Let $A \subseteq \mathbb{R}^2$ be a subset of the plane which is homeomorphic to $\mathbb{R}$. How many connected components does $\mathbb{R}^2 \setminus A$ have?
My conjecture is that only one or two components are possible. Is it true? How can I prove this?
(To see these options are in fact possible, consider $A=(0,1) \times \{ 0\}$ and $A=\mathbb{R} \times \{0\}$).
Update: It says here* that the Jordan Brouwer separation theorem implies that a closed subset of $\mathbb{R}^n$ homeomorphic to $\mathbb{R}^{n-1}$ disconnects the space into two connected components.
So, we need only to consider the case where $A$ is not closed in $\mathbb{R}^2$.

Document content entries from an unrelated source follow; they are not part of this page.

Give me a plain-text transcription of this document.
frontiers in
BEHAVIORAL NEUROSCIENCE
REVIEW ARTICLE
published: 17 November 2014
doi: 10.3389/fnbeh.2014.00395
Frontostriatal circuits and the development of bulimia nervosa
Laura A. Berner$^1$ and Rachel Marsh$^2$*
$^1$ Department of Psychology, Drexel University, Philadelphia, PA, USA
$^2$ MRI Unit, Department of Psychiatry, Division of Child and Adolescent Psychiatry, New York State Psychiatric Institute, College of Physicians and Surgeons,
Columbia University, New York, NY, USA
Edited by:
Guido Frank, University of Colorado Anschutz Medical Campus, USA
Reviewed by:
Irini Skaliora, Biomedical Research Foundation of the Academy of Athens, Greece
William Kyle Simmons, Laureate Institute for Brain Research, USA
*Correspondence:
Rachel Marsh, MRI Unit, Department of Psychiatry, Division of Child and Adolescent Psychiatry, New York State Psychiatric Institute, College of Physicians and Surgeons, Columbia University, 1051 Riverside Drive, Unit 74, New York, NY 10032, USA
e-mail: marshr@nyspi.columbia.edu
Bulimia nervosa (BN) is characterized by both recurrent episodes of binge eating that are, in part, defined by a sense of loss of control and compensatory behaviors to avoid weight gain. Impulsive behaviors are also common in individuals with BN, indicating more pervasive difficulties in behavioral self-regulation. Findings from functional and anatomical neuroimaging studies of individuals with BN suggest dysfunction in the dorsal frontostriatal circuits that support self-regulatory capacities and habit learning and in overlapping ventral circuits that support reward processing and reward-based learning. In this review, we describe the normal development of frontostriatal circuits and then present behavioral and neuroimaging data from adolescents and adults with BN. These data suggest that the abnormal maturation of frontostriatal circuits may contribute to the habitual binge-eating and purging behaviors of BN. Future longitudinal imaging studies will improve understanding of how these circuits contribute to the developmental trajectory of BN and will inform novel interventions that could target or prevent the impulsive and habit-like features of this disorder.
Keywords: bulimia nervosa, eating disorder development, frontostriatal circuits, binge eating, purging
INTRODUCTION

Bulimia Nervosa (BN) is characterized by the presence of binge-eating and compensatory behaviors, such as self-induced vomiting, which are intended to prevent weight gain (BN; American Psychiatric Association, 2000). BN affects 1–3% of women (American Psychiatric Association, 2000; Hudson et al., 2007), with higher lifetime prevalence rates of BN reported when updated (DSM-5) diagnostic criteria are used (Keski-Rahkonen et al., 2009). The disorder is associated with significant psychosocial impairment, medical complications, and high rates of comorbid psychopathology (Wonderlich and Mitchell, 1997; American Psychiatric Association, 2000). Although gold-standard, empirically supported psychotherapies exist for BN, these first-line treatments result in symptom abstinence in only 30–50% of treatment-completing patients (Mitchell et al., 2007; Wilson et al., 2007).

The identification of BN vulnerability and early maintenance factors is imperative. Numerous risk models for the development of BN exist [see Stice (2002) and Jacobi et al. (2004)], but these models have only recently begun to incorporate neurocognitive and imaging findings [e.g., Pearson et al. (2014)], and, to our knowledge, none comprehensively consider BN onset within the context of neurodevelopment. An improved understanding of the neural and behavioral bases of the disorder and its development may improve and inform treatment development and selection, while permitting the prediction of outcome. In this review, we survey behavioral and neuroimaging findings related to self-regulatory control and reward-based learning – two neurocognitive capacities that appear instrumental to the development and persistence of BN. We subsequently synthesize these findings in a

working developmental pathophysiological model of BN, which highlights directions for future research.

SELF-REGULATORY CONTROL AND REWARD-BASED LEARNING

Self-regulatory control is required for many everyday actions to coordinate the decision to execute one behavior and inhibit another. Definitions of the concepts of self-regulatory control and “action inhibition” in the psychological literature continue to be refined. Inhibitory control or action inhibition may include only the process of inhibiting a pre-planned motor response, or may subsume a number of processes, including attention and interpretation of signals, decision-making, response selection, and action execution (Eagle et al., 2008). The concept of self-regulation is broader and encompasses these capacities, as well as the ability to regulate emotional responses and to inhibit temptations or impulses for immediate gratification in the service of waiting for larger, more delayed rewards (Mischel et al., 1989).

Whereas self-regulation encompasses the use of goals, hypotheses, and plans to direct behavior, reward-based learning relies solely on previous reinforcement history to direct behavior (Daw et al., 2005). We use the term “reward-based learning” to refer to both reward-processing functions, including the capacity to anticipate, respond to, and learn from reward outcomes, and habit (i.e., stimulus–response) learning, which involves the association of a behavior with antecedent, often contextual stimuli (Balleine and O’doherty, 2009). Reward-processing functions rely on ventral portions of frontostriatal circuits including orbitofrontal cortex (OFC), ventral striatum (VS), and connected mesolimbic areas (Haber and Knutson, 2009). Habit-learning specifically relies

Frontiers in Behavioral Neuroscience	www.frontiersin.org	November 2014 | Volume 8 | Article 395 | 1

*Here is an explanation, following Stefan Hamcke's comment:
Consider the homeomorphism $h:\mathbb{R}^{n-1} \to A$. We can view $h$ as a map $\mathbb{R}^{n-1} \to \mathbb{R}^{n}$. Since $A$ is closed (by assumption) $h$ is a closed map. A closed map having the property that the pre-image of every point is compact is proper (Proof). The requirement on pre-images is satisfied here trivially, since $h$ is injective.
As a proper map, $h$ extends to the one-point compactifications, so we can view it as an embedding $h:\mathbb{S}^{n-1} \to \mathbb{S}^{n}$. Thus, theorem 2B.1 (Hatcher, Algebraic Topology) implies $\mathbb{S}^{n} \setminus h(\mathbb{S}^{n-1})$ has two connected components, which in turn implies $\mathbb{R}^n \setminus A$ have two components.